In this article, Patricia examines the link between skin tone and mental health in Black adolescents and investigates whether it can be  explained by the unequal distribution of both stress exposure and personal coping resources. Her analysis shows that the deleterious mental health consequences of skin tone are observed only among Black adolescents with the darkest skin tone.  The article demonstrates how the unequal distribution of both discrimination and mastery make Black Americans with very dark brown skin particularly vulnerable to depression and DSM-IV mental disorder. She found this by treating skin tone as a categorical rather than a liner variable, arguing that findings that treat skin tone as a linear variable may be misleading because they suggest that the relationship between skin tone and health is gradational, where, in fact, it exists only for one category of Black adolescents. As Patricia makes clear in the article, the conclusions we make about health inequality depend on an accurate application of the measures we use.

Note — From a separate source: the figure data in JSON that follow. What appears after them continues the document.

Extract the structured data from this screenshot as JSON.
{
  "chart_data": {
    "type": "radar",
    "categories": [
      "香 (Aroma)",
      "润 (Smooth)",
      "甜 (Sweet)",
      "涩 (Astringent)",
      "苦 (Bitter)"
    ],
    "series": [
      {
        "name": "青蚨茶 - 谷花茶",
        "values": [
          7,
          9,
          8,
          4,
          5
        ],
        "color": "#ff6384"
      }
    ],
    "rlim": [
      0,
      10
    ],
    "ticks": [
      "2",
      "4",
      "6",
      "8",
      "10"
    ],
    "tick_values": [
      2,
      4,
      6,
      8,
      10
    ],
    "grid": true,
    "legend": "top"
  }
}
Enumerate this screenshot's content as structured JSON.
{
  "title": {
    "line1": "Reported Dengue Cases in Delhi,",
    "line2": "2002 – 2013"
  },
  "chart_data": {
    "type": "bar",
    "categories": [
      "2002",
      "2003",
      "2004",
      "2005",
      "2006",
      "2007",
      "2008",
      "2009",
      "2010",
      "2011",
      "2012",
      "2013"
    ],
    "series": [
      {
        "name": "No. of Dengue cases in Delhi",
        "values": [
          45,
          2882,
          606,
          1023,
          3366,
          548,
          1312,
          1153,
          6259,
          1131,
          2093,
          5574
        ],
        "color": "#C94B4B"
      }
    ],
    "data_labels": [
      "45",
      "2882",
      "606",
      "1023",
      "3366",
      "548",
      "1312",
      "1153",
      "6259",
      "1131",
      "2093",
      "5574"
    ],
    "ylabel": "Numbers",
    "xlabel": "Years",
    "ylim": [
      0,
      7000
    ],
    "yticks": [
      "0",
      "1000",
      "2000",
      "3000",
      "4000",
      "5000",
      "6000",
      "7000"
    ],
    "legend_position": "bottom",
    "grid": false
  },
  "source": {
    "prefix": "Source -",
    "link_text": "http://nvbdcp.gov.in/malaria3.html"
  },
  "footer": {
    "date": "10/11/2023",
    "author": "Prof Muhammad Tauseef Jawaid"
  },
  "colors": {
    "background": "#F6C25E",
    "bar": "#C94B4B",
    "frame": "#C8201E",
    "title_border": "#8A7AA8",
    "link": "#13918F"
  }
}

In awarding Patricia this honour, The ASA's Mental Health Section is recognizing that this innovative and informative article will stimulate future research on skin tone and mental health, and makes an important contribution to the field.


Citation and Abstract

Louie, Patricia. 2019. “Revisiting the Cost of Skin Color: Discrimination, Mastery, and Mental Health among Black Adolescents.” Society and Mental Health. https://doi.org/10.1177/2156869318820092

This article investigates the association between skin tone and mental health in a nationally representative sample of black adolescents. The mediating influences of discrimination and mastery in the skin tone–mental health relationship also are considered. Findings indicate that black adolescents with the darkest skin tone have higher levels of depressive symptoms than their lighter skin tone peers. This is not the case for mental disorder. For disorder, a skin tone difference appeared only between black adolescents with very dark skin tone and black adolescents with medium brown skin tone. Discrimination partially mediates the association between skin tone and depression, while mastery fully mediates this association, indicating that the impact of skin tone on depression operates primarily through lower mastery. Similar patterns were observed for disorder. By extending the discussion of skin tone and health to black adolescents and treating skin tone as a set of categories rather than a linear gradient, I provide new insights into the patterning of skin tone and depression/disorder.